Yes, well known geek blogger and icon Whil Wheavers, as seen on popular TV show Store Track the Flexed Numeration.
Corruption's a lot of fun, are you sure you don't want to try it?
It seems like my prayers were answered and it is (relatively) light on rules - at least core rules. Praise be to Menoth and/or the Ancestors.
-Hey, it's all about the King Haralds.
It's sad that apparently anyone wishing to play a Rhulfolk has to wait for Book Four. Boo-Hoo!
Basic rules for all the races will be in the core book (1), you just get more options and background stuff in the later ones.
Me? Addicted to wargames? Never! I just like them... and I must buy figures... er... not addicted just slighty reliant on them
My PG Blog - Whats going on in Bradford
Yes, they even used a Rhulic character as an example in the last NQ, as I recall it?
-Hey, it's all about the King Haralds.
This is the way the world ends.
there's a lot to read through on this thread (long posts and such), and i'm new to the party here, but something that jumped out to me was the ranges. Namely that everything is measured in inches. this seems natural in a normal table top game, but might become weird in an RPG.
now, i've been playing 4th edition D&D since it came out, which uses five-foot-squares, so that's not too different. The big concern for me is looking where i can go or what my ranges are before i do them. in most games, you know how far a target is from you before you shoot/cast a spell/jump a ravine, etc. either the GM tells you, or you look at a square/hex map and know innately. using inches implies griddless, miniature-based gaming which makes pre-measuring harder.
in the regular tabletop game, premeasuring is obviously not allowed, and the loss isn't as keenly felt. In an rpg, where you only have one character to concern yourself about, and it might be several minutes before you can act again (not to mention the guy who you are fighting doing their very best to kill you before you can), i would at least like to know if i have range before i try to do something.

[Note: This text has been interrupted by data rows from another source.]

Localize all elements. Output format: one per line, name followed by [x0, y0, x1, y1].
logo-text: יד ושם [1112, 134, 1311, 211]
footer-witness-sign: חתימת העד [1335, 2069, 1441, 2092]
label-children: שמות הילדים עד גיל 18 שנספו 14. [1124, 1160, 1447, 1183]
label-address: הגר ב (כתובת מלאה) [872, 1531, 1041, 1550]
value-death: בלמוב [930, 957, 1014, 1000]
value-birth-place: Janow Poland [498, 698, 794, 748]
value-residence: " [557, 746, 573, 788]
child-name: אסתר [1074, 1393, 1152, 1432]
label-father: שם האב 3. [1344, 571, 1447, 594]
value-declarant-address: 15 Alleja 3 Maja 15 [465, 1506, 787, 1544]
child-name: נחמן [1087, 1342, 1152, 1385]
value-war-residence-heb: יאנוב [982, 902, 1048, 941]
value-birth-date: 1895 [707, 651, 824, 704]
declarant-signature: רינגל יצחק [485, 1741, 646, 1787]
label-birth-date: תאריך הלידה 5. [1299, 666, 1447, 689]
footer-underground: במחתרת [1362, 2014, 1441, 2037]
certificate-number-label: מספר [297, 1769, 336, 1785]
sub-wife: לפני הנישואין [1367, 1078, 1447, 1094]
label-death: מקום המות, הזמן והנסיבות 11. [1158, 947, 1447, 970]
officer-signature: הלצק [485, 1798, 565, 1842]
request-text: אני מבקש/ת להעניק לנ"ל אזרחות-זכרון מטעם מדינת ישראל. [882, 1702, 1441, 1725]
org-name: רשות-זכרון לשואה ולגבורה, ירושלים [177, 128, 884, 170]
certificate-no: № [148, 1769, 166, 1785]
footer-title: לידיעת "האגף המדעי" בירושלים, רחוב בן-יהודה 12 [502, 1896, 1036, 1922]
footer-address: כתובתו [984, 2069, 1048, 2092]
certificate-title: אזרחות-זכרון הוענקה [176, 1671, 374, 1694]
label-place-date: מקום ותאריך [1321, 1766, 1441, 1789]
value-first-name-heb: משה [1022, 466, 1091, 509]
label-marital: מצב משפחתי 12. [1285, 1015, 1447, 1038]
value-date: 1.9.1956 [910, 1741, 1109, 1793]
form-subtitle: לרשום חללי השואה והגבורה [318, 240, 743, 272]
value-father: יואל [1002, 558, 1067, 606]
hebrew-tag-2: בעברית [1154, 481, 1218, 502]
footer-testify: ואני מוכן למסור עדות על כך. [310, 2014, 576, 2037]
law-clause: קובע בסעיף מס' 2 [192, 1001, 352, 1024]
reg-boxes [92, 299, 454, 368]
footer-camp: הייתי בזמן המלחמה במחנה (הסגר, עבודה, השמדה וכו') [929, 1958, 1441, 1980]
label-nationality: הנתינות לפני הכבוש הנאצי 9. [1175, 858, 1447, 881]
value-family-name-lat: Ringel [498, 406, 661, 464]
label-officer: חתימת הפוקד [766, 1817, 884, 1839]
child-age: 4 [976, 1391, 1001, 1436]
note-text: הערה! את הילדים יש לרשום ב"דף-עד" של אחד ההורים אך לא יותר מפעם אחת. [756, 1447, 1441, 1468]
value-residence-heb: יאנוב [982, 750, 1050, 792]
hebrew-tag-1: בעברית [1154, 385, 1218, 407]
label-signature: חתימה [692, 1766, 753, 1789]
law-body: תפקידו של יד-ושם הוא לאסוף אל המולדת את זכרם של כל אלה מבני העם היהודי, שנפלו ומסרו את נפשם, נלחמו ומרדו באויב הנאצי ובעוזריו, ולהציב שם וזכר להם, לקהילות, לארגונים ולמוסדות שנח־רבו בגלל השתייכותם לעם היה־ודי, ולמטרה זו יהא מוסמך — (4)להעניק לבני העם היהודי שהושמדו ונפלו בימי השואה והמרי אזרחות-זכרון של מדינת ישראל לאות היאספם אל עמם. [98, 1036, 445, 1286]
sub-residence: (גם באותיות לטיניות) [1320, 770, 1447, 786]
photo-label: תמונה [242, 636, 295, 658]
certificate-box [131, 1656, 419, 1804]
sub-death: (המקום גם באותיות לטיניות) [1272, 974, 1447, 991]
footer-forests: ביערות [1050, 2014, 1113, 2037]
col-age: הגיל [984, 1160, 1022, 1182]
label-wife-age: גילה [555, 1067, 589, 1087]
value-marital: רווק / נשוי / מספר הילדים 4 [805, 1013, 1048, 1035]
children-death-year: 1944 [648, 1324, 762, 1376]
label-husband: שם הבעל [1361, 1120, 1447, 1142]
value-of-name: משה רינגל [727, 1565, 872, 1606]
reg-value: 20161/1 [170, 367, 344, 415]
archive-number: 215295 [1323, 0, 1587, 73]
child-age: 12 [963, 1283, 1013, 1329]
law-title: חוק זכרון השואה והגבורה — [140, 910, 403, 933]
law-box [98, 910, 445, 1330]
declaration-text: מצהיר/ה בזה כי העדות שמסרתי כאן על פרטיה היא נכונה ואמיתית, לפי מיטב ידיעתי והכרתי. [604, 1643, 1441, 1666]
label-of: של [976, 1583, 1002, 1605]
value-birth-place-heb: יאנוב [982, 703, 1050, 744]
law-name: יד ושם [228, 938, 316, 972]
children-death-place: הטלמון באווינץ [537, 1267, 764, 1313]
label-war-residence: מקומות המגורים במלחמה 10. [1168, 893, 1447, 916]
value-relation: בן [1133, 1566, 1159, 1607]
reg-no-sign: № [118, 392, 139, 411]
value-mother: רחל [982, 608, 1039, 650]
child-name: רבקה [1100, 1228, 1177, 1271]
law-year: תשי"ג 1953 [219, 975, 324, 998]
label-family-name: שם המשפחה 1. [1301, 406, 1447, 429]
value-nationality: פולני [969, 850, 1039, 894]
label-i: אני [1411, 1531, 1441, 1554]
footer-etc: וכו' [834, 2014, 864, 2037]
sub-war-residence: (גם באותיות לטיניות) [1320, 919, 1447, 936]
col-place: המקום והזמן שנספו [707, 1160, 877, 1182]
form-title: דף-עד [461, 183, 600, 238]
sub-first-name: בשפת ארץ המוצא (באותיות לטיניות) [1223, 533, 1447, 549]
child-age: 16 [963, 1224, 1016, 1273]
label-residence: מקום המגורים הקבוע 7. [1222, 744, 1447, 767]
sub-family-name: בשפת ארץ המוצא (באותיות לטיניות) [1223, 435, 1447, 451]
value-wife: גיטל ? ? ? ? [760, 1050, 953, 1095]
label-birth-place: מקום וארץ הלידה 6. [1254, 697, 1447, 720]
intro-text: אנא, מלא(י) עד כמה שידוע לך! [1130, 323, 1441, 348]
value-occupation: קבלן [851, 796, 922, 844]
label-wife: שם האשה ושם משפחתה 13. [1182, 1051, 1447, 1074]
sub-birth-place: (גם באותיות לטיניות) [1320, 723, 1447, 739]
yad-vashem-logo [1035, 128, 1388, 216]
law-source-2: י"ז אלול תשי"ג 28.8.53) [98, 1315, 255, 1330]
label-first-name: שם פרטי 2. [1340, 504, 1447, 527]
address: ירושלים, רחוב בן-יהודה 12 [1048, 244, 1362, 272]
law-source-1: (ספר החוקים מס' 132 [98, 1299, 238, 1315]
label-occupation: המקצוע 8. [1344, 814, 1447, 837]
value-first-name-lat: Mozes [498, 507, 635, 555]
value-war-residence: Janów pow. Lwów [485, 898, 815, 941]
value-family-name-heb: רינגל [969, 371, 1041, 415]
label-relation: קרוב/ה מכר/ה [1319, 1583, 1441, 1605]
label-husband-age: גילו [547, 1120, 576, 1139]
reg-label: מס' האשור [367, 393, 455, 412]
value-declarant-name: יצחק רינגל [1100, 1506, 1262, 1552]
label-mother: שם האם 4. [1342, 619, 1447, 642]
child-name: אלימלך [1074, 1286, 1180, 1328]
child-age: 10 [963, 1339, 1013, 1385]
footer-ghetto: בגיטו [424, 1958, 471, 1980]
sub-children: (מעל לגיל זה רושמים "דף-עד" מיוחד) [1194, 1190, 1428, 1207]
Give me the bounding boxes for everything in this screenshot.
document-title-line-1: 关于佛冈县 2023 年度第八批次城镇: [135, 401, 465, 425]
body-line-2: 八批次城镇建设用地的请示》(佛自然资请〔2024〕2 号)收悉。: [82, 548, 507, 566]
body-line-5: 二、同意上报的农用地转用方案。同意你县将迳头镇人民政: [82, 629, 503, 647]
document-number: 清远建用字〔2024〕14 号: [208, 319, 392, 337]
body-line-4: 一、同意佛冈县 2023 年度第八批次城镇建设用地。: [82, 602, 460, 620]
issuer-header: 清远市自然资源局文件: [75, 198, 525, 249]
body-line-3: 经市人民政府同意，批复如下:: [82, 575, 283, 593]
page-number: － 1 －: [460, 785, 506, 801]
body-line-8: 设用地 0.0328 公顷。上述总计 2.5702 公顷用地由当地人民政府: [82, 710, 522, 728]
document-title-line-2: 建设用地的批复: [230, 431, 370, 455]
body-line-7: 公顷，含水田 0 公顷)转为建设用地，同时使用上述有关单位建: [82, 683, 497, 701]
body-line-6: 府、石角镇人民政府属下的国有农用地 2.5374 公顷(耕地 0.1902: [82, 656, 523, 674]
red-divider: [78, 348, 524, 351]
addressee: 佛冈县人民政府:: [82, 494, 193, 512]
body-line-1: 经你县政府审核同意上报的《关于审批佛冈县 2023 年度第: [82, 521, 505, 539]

all this being said, i'm more nervous than anything. the game still looks fun, and i want to try it out, but i am...concerned.
Also, I think a little realism in not knowing how far away you are from something to be rather neat. In the real world, we don't know ranges with a perfect accuracy without some of tools. Why would you character be any different?
Yes, I know i just applied real-world logic to a game.
Judge since April 25 2013
Visit my blog at http://quadiron.blogspot.com/!
Pre-measuring is allowed in the RPG. The grid conversion is doable but not recommended due to some weird things that start to occur on diagonals.
that actually makes me feel a lot better.
how does the system do with a no-minutures-at-all format? for simpler combats, might it be easier to let the whole thing unfold in the imaginations of players?